On 7th May, the Disrupt Talent team attended the Event Tech World Insider Exchange, joining a room filled with event professionals, tech providers, agencies, corporate end users, buyers, and suppliers, all focused on one thing: the future of event technology and where the industry is heading next.
Hosted as a high-touch, insight-led conference format, the Insider Exchange created space for honest conversations around the opportunities, challenges, and rapid evolution currently shaping the events landscape. Rather than surface-level trend discussions, the day was built around real information sharing, practical experiences, and open dialogue between the people actively using, buying, and delivering event technology every day.
For Disrupt Talent, attending events like this is an important part of staying connected to the industries we support. As a business operating across live events, exhibitions, conferences, and experiential, understanding where the industry is moving, and the skills, technologies, and conversations driving that movement, matters.
Because event tech is evolving fast.
And while platforms, systems, and tools continue to develop at pace, the real value comes from understanding how businesses are using them in practice. Spaces like the Insider Exchange allow the industry to collectively share insights, challenge thinking, and push innovation forward together.
Throughout the day, several key themes consistently emerged.
Event Tech Is Moving Beyond Event Delivery
One of the strongest conversations centred around the shift from event delivery alone towards event technology becoming a wider commercial and marketing tool.
The industry is increasingly moving away from simply measuring attendance or engagement in isolation and instead focusing on how events contribute to wider business objectives, marketing pipelines, lead generation, audience intelligence, and long-term revenue impact.
The conversation is no longer just:
“How many people attended?”
It is now:
“What commercial value did those attendees create?”
Sessions exploring topics such as From Event Delivery to Marketing Pipeline and From Footfall to Revenue: Turning Attendee Behaviour Data into ROI highlighted how organisers are becoming far more sophisticated in the way they track attendee behaviours, interactions, dwell time, meetings, and engagement touchpoints across the entire event journey.
More importantly, businesses are now under increasing pressure to prove measurable ROI from events, and technology is becoming central to making that happen.
Integration Remains One of the Industry’s Biggest Challenges
Another major discussion point focused on integrations and the ongoing challenge of fragmented systems.
While the event tech landscape continues to grow rapidly, many organisations are still struggling with disconnected platforms, siloed data, and systems that do not communicate effectively with one another.
The session Integrations: From Fragmented to Connected explored the growing demand for joined-up ecosystems that allow organisers, exhibitors, marketers, and sales teams to work from cleaner, more connected data sets.
The takeaway was clear:
Technology alone is not the solution.
The real value comes from how seamlessly systems integrate together to create better experiences, stronger insights, and smarter decision-making.

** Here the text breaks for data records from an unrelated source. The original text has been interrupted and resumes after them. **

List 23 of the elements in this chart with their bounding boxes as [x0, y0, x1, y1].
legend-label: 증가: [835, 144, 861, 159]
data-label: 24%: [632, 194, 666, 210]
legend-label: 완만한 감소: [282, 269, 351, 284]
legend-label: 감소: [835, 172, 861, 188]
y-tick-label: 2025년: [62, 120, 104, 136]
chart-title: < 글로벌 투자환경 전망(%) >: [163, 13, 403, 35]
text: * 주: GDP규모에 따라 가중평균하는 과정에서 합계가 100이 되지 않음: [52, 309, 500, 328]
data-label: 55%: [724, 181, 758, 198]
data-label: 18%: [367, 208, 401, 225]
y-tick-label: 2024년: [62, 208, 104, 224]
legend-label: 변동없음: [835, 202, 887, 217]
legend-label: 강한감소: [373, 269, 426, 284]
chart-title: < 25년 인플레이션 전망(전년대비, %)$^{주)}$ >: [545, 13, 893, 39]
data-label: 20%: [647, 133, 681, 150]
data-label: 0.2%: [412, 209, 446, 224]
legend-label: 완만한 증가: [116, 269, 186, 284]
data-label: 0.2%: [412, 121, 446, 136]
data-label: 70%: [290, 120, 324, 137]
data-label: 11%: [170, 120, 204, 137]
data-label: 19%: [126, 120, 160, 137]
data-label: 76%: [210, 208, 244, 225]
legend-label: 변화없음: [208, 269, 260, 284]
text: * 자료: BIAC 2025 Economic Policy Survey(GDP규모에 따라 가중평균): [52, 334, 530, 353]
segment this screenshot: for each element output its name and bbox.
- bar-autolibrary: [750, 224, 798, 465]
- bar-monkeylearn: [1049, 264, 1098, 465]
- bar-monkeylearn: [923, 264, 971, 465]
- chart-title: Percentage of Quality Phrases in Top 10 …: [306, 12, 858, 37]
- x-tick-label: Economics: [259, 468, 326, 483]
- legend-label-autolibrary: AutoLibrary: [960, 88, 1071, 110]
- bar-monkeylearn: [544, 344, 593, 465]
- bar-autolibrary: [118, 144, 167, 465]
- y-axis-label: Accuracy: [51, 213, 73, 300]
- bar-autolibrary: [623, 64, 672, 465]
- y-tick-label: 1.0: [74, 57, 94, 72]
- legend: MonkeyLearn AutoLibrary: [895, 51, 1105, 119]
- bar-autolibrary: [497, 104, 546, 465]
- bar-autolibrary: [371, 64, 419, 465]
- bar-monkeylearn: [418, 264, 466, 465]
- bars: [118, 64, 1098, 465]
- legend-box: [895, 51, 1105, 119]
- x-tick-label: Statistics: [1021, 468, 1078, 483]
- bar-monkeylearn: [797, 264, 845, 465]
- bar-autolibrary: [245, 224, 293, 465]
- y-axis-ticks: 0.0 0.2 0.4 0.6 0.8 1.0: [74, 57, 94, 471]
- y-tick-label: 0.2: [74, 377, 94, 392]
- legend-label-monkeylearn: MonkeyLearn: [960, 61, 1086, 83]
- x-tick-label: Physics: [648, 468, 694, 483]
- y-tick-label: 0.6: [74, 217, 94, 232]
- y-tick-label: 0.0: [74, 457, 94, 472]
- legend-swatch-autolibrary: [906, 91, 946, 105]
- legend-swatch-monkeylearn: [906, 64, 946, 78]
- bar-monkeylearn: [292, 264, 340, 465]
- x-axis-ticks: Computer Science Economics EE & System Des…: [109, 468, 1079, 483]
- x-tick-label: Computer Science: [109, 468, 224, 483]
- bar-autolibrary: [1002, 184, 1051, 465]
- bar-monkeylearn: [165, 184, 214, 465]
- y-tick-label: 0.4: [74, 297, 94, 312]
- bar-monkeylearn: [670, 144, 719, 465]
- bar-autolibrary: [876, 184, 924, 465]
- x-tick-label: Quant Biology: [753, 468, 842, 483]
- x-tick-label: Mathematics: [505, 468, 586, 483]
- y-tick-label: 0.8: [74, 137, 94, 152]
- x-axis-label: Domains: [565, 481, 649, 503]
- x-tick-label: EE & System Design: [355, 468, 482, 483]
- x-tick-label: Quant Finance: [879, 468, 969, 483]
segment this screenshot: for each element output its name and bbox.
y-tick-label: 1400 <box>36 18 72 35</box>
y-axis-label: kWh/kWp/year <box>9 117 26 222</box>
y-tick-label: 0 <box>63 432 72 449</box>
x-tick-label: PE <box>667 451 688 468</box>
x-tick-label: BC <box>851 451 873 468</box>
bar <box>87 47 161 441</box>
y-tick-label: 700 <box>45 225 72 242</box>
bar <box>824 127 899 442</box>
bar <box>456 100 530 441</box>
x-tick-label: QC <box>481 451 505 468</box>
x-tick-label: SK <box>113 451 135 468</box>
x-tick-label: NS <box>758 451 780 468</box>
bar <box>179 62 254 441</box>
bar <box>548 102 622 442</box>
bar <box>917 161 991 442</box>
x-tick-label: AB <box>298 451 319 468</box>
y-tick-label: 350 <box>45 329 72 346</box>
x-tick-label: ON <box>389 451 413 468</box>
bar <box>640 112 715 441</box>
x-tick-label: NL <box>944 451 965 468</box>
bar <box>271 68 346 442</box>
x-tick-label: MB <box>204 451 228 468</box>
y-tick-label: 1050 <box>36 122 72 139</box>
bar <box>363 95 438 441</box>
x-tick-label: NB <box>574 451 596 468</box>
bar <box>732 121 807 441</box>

Networking Is Becoming More Intentional and Monetisable
Networking also featured heavily throughout the day, particularly around how technology is reshaping meeting formats and attendee connections.
The discussion Beyond Networking: Monetising Meeting Formats explored how curated meetings, hosted buyer programmes, matchmaking technology, and AI-driven recommendations are transforming networking from a passive activity into a measurable commercial opportunity.
As attendee expectations continue to rise, there is increasing demand for more personalised, intentional, and outcome-driven event experiences, and technology is playing a huge role in enabling that shift.
Why Events Like This Matter
For Disrupt Talent, being present at conversations like these is about more than simply attending another industry event.
It is about remaining connected to the realities, challenges, and opportunities shaping the future of live experiences.
The events industry is built on people, relationships, creativity, and innovation, and as technology continues to evolve, the skills, talent, and operational expertise required across the sector will continue evolving with it.
Understanding these shifts allows us to better support the businesses, organisers, and brands we work alongside every day across recruitment, executive search, and event staffing.
A huge thank you to Vanessa Lovatt and the wider Event Tech World team for bringing us into the room and facilitating such valuable conversations.
The future of event technology is moving quickly, but events like the Insider Exchange prove that the industry is moving together.